Program Educates PEI Students About Risks of Driving After Cannabis Use

Charlottetown, Prince Edward Island – MADD Canada is teaming with Prince Edward Island Cannabis Management Corporation (PEICMC) to educate youth about the dangers and consequences of cannabis-impaired driving, and how they can prevent it.

From March 6 – 17, MADD Canada is bringing its Weed Out The Risk and Pot au volant : c’pas trippant programs to PEI schools. These programs, developed by Springboard – a Toronto-based charity organization – with additional content from and delivered by MADD Canada, presents the risks of using cannabis and driving, or being a passenger in a vehicle with a cannabis-impaired driver. They are delivered to students in Grades 9 to 12 by a trained facilitator.

“There is a misperception among many young people that driving after cannabis consumption is not that risky,” said MADD Canada Chief Operating Officer Dawn Regan. “These programs, offered in both of Canada’s official languages, tackle those beliefs and gets young people talking about how they can make safe choices.”

As a Community Sponsor, PEICMC is sponsoring five days of in-class presentations.

“The PEI Cannabis Management Corporation is pleased to support this great initiative, as it brings to light so many important lessons for our youth,” said PEI’s Minister of Finance Mark McLane. “Giving our students the opportunity to learn and be aware of their safety risks is something we will continue to strive to achieve, and we thank MADD Canada for their commitment to education and safety.”

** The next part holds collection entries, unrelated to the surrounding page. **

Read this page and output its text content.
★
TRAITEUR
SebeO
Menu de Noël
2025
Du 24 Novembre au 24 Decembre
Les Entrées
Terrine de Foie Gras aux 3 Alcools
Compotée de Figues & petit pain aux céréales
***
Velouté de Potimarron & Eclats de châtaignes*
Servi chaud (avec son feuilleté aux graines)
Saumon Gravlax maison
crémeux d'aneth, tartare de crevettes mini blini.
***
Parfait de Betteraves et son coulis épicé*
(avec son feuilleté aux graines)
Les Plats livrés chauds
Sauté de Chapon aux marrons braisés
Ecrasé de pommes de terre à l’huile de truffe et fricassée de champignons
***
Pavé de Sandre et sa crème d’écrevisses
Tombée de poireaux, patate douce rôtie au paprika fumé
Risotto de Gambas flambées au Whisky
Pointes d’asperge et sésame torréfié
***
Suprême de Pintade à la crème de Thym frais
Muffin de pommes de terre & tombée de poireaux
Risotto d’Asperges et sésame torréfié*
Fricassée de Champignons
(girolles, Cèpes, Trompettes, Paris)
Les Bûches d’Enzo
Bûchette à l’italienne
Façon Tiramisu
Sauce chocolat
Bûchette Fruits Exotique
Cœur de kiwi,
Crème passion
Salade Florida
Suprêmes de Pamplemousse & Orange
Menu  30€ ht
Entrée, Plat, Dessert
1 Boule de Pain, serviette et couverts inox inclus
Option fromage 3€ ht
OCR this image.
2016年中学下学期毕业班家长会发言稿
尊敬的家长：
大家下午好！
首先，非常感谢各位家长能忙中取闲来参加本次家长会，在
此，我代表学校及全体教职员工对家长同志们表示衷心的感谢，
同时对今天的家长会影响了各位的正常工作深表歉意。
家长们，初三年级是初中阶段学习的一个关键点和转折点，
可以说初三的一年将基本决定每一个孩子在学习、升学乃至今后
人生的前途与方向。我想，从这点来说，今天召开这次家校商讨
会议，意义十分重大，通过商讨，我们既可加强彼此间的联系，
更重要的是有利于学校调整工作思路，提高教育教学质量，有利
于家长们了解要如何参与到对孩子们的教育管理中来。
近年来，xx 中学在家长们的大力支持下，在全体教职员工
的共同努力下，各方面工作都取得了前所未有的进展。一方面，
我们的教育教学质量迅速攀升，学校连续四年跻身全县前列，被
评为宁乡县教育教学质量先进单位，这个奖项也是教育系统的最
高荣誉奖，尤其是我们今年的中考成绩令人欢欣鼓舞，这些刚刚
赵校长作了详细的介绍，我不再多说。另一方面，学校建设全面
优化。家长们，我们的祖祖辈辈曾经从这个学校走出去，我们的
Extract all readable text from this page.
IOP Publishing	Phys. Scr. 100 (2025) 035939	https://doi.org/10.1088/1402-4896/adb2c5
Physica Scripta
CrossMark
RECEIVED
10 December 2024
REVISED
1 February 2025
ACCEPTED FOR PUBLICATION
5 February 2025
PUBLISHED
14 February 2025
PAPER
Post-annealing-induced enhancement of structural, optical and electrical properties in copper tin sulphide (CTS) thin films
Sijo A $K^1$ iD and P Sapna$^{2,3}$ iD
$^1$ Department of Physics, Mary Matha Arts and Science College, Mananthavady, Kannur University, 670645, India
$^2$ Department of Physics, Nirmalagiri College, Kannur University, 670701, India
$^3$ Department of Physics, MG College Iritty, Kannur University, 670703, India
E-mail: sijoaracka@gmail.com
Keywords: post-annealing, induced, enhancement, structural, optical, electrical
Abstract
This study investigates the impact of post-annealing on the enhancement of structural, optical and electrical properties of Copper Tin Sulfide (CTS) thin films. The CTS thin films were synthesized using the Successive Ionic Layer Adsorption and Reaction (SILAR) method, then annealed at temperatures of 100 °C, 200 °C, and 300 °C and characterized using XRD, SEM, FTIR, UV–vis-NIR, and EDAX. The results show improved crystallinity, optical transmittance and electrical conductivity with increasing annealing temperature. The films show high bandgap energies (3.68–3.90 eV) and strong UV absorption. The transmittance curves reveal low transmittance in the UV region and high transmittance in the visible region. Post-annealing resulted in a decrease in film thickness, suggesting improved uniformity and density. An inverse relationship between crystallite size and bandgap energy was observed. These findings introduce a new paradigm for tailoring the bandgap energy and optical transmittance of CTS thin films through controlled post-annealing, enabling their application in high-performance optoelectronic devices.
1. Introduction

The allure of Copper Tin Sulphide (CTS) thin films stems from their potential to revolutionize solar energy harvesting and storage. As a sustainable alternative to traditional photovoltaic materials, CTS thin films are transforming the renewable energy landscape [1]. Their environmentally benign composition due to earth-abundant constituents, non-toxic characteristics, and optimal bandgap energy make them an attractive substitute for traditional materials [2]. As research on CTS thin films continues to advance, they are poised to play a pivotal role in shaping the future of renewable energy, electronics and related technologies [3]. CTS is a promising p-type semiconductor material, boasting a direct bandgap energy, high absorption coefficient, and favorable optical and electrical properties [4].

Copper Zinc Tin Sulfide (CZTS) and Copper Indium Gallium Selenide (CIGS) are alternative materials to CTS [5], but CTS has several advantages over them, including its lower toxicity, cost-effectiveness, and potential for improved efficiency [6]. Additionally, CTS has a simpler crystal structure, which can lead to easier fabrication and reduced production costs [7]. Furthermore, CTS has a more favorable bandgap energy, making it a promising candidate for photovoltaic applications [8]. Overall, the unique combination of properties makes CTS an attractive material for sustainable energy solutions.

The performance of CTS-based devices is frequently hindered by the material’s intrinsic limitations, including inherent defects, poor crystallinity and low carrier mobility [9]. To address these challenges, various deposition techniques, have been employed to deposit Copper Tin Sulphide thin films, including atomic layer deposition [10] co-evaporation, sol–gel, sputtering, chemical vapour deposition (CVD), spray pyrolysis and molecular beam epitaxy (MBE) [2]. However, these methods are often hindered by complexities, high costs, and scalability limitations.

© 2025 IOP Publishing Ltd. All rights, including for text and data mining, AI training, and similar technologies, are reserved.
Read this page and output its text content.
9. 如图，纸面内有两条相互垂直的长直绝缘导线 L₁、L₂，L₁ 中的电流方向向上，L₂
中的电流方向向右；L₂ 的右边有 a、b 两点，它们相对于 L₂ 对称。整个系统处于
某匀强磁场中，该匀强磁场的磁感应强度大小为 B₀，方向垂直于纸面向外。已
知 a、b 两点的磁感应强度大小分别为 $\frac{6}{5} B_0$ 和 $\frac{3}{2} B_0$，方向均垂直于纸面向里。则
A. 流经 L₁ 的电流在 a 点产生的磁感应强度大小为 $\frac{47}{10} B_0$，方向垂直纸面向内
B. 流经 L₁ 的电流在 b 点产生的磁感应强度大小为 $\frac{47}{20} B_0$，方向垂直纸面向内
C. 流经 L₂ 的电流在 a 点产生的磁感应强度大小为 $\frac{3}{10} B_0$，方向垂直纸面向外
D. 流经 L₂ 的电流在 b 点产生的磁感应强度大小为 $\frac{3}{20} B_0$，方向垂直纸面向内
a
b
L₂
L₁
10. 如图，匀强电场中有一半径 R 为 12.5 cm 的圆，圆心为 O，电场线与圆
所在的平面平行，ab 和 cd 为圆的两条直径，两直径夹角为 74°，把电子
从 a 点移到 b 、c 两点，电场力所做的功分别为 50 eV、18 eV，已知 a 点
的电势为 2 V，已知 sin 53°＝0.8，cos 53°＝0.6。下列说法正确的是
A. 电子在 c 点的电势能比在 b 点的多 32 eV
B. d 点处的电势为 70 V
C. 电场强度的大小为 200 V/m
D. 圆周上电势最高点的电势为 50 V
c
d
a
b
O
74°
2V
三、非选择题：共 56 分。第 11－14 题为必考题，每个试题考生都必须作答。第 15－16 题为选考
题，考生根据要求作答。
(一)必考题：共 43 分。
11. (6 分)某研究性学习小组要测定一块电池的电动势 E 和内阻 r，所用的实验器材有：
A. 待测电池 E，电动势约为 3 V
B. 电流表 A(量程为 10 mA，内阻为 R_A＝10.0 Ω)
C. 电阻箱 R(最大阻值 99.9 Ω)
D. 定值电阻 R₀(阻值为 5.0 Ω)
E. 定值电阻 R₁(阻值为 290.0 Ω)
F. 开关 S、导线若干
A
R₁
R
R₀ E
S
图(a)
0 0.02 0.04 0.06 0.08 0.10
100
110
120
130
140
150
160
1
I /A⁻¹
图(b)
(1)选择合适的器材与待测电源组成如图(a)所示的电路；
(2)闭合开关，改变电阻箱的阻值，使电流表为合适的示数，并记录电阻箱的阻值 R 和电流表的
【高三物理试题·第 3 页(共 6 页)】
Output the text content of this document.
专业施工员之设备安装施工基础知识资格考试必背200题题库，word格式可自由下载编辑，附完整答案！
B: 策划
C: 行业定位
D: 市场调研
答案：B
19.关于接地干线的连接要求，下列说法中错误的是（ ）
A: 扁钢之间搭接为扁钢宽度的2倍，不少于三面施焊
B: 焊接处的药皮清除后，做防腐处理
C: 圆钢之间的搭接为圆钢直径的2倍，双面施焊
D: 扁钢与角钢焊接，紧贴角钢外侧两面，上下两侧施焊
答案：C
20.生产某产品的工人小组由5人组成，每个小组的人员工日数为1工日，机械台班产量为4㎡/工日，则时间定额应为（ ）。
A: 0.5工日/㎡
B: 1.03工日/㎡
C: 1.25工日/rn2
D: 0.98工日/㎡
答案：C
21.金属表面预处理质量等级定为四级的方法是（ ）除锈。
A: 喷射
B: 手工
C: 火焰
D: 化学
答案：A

Road crashes are the number one cause of death among Canadian youth, and alcohol and/or drugs are involved in more than half of those crashes. MADD Canada delivers Weed Out The Risk and Pot au volant : c’pas trippant, as well as other programs to educate students about the risks of impaired driving, and to encourage them to never put themselves at risk by driving impaired or riding with an impaired driver.

The programs are endorsed by the Centre for Addiction and Mental Health Canada (CAMH), Cannabis Canada, teachers, and most importantly, by the students who participate in the program – over 170,000 youth have been part of these presentations since 2015.

“We are very pleased to be working with PEICMC and grateful for all their support,” said Ms. Regan. “Together, we are bringing a life-saving message to young people, and motivating them to protect themselves and one another from cannabis-impaired driving.”